Linear motifs (LM) are short (3–10) amino acid sequences involved in numerous interactions including the modification-based regulation of protein function [1
]. In particular, LM allow the formation of dynamic modular protein complexes due to the transient and low energy nature of the interactions they mediate [2
]. Furthermore, LM are involved in targeting proteins to the appropriate cellular compartment [3
]. Therefore, even if LM alone do not determine the complete molecular function of a protein, they give valuable information about the protein's role and/or position in the cellular function networks [4
]. The experimental discovery of LM is time consuming and laborious, hence recently considerable research interest has focused on computational predictive approaches.
LM prediction is focused on the discovery either of new LM patterns, or the finding of new instances of already known patterns. ¿From the algorithmic point of view these two approaches represent different challenges. The identification of significantly over-represented sequence patterns in the former, and the distinction between true and false occurrences of a given pattern in the latter. The length of LM creates difficulties in both cases. The significance assessment of new patterns against the background probability distribution of LM is not straightforward due to their shortness. For the same reason, prediction of new LM instances by pattern matching is prone to produce a high proportion of false positives.
Methods for LM prediction take into account the biological context of those short sequences to evaluate the reliability of the newly predicted patterns or instances. Simple keyword association may sometimes be used to find significant connection between motifs and a specific function. That is the case for the EH1 motif, that occurs mainly in proteins containing domains with a transcription factor function [6
]. The use of protein interactions has proven to be a fruitful approach to discover new LM patterns [7
]. Currently DILIMOT [7
], SLiMDisc [8
] and more recently SLiMFinder [9
] are the main tools for de novo
LM discovery. The first one finds over-represented motifs in sets of proteins with a common functional attribute. The other two look for convergently evolved LM using evolutionary information derived from unrelated proteins that share a functional characteristic.

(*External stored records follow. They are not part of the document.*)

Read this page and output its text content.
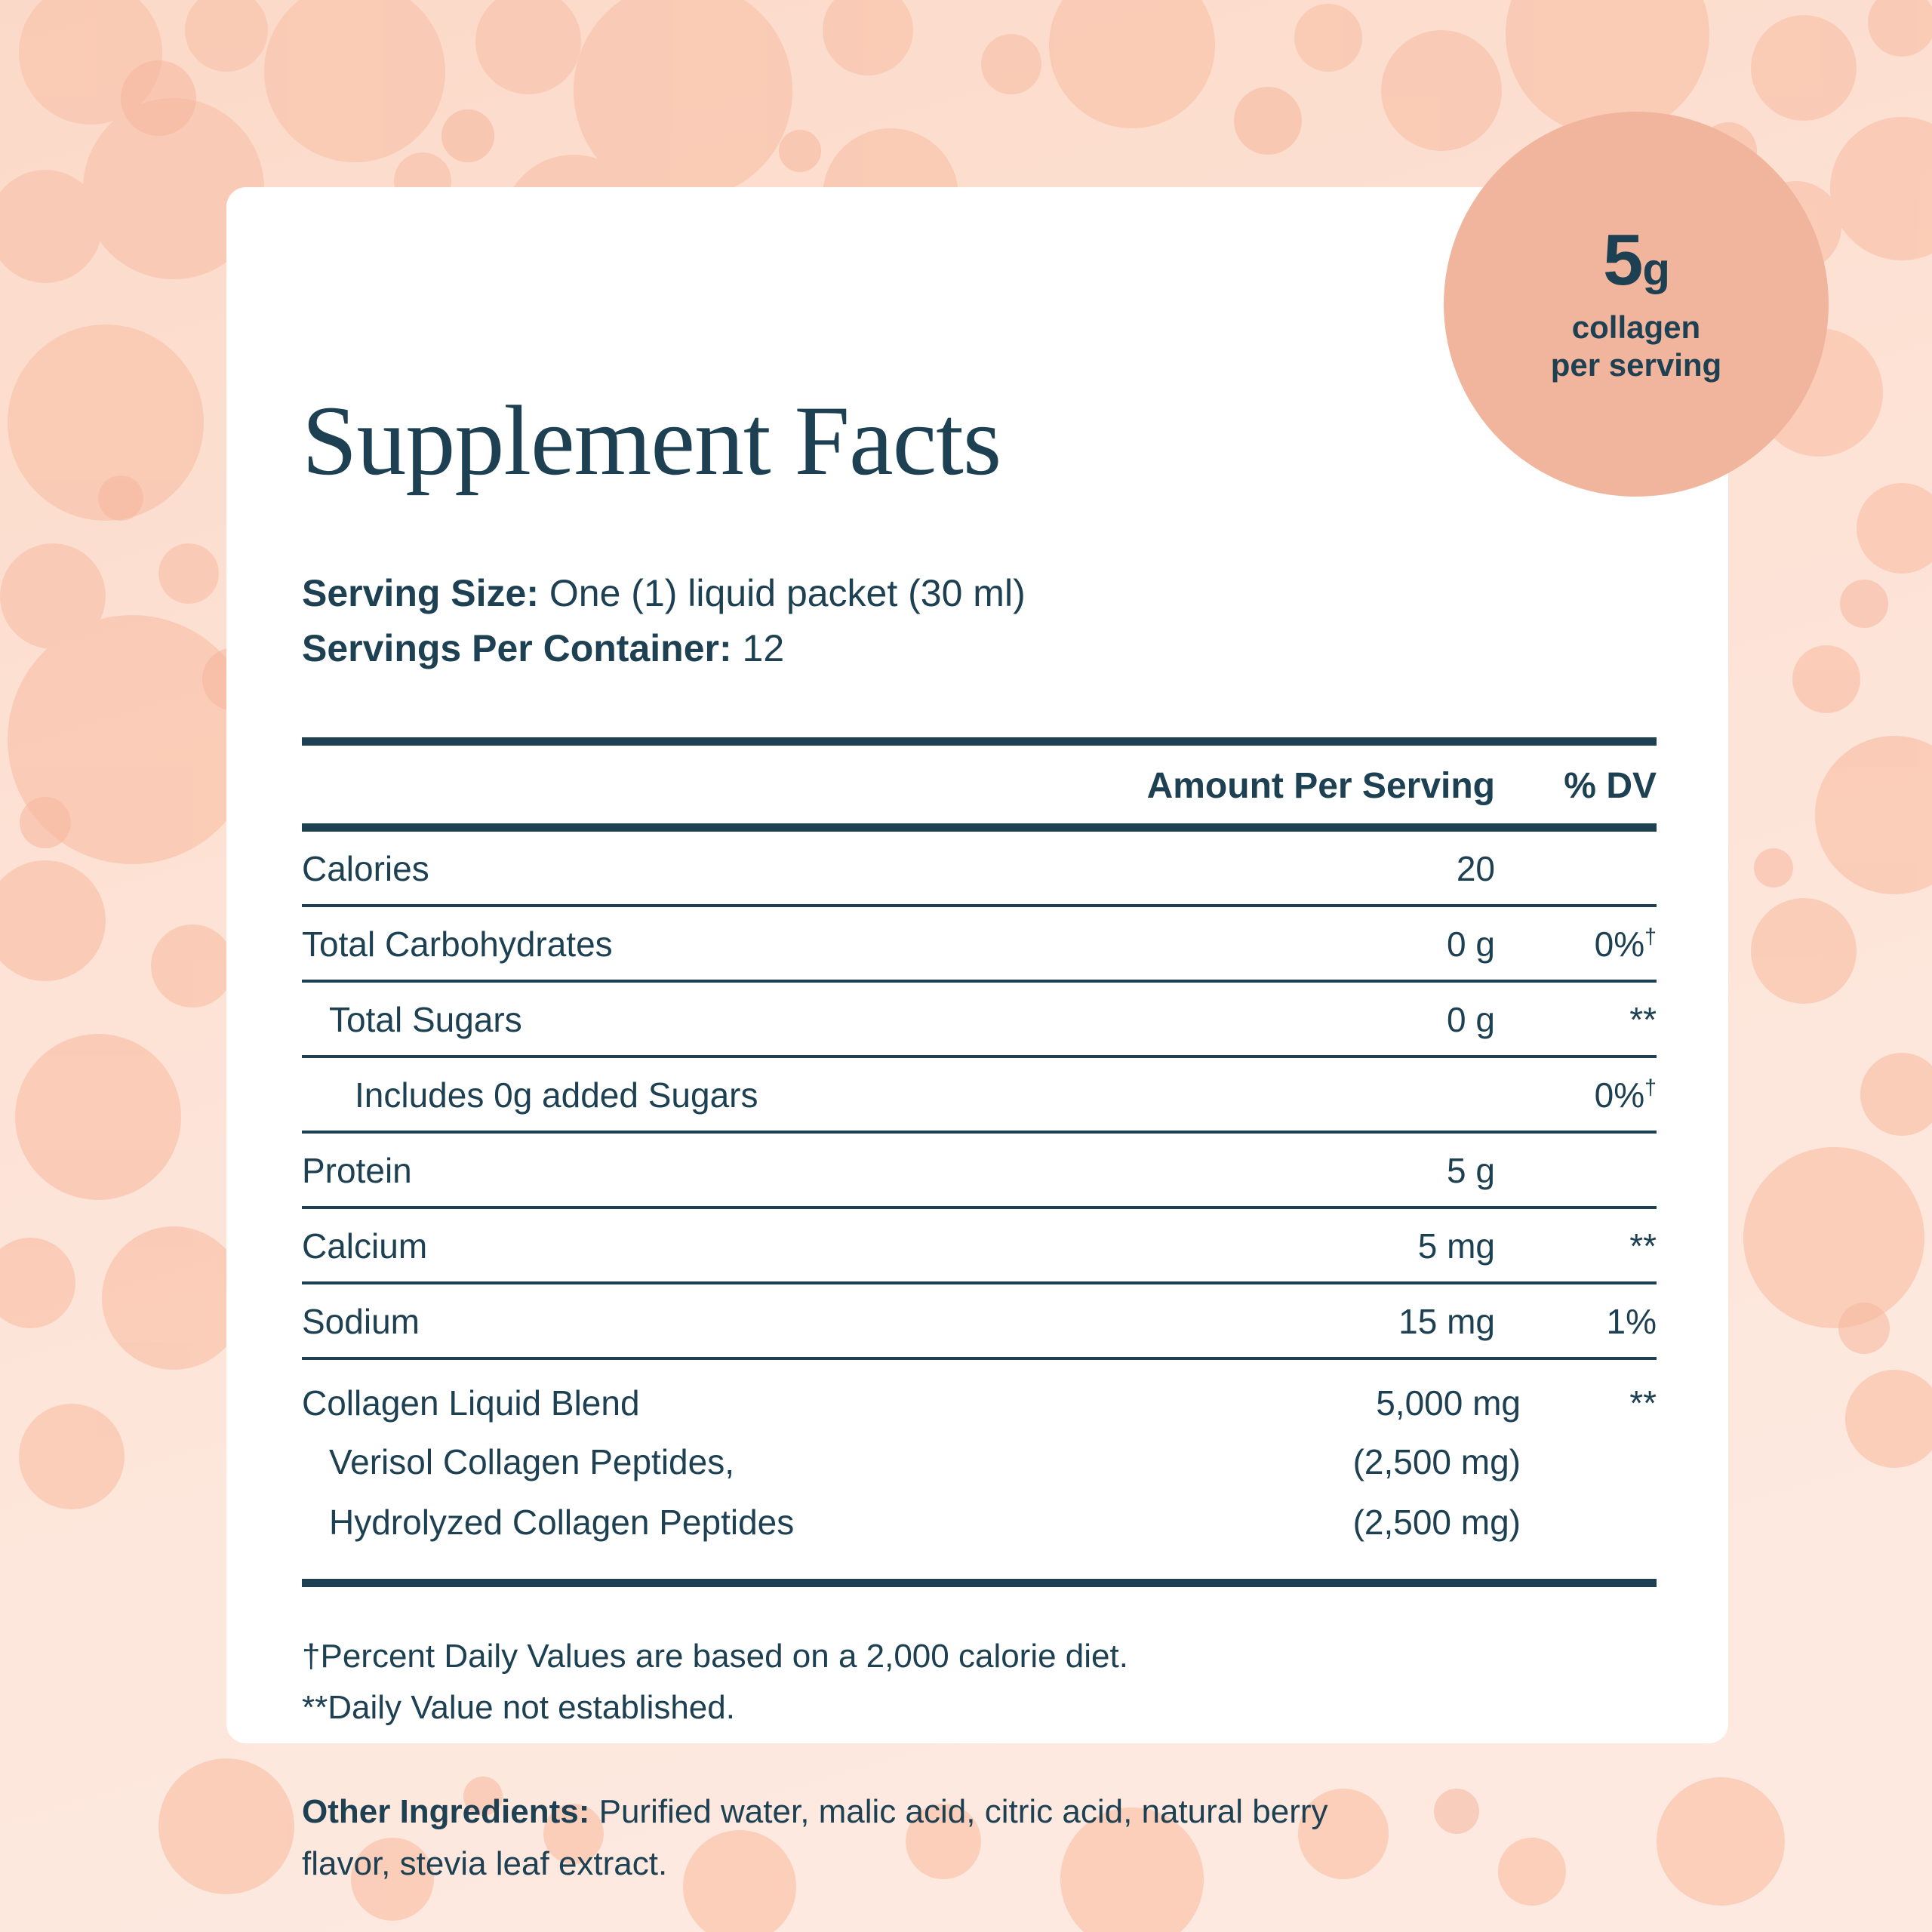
Supplement Facts
Serving Size: One (1) liquid packet (30 ml)
Servings Per Container: 12
	Amount Per Serving	% DV
Calories	20	
Total Carbohydrates	0 g	0%†
Total Sugars	0 g	**
Includes 0g added Sugars		0%†
Protein	5 g	
Calcium	5 mg	**
Sodium	15 mg	1%
Collagen Liquid Blend	5,000 mg	**
Verisol Collagen Peptides,	(2,500 mg)	
Hydrolyzed Collagen Peptides	(2,500 mg)	
†Percent Daily Values are based on a 2,000 calorie diet.
**Daily Value not established.
Other Ingredients: Purified water, malic acid, citric acid, natural berry flavor, stevia leaf extract.
5g
collagen
per serving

Resources for finding new instances of known motifs have begun to proliferate. Prosite is a large database of protein functional signatures. It initially included LM represented as regular expressions [12
]. Currently, it is mainly devoted to domain profiles [14
]. Scansite is a profile based search engine that predicts LM instances using the amino acid frequency information gathered from experimentally determined sites [15
]. The ELM resource uses manually curated information about known eukaryotic LM to predict new instances, filtering out false positive matches with information about the structure, cellular compartment and species of the submitted sequence [16
]. A similar approach has been implemented subsequently in other resources like the Minimotif Miner [17
The use of evolutionary conservation has proved to be useful in the field of LM prediction. It improves the identification of truly functional instances of already known motifs [17
] or allows to assess the strength of a new LM pattern [7
]. The main assumption of this "phylogenetic footprinting" is that instances are conserved when they have a functional value and therefore conserved instances are less likely to be false positive occurrences of a motif.
When examining the conservation of LM, several specific problems arise. In contrast to domains that can be predicted using hidden Markov models [20
], LM cannot be easily detected from a set of homologous sequences, since their conservation signal is not significant due to their length. That is why for motif prediction it is not enough to find a pattern inside a multiple alignment, but it is crucial to also consider the evolutionary relationships among the set of sequences. Moreover, LM tend to localise in structurally disordered segments of the proteins that are difficult to align [21
]. This implies that the accuracy of the conservation scoring scheme also depends on the quality of the alignment.
An additional difficulty is the fact that LM have a non-linear pattern of conservation [22
]. They are far more ephemeral than globular domains and their signature can appear or disappear as a result of single mutations. Ancestrality is not always necessary. This means that LM can appear de novo
during protein sequence evolution, because they do not have to fulfil structural stability constraints in contrast to globular domains. LM losses are also possible in closely related sequences e.g. alternatively spliced forms.
Repetitive LM involved in the interaction with modular proteins, e.g. the DPW epsin motifs that mediate interaction with the adaptor protein AP-2, tend to be present in an inconstant number of copies in homologous proteins.
Finally, it is important to keep in mind that not all the amino acids forming a LM are equally informative. There are key positions, like the S/T/Y in a phosphorylation motif, that if changed result in the loss of function. Other positions accept more than one amino acid of the same physico-chemical group (e.g. acidic, hydrophobic), while some positions can be occupied by any amino acid. These differences have an impact in the definition of LM conservation.
This article presents a new scoring scheme that uses information about the degree of conservation to determine the reliability of a motif match or instance. The method has been developed inside the context of the ELM resource [16
] in order to improve its predictive power without excessively degrading real time server performance for users. It is a three stage algorithm that efficiently manages to distinguish between true and randomly generated instances, keeping low both the false negative and false positive rates. A set of homologous sequences is defined. This set is used to reconstruct the evolution of the predicted instance in terms of the conservation of the corresponding regular expression. Subsequently, weights are assigned to the observed evolutionary events. The final conservation score (CS) is computed using all the gathered information.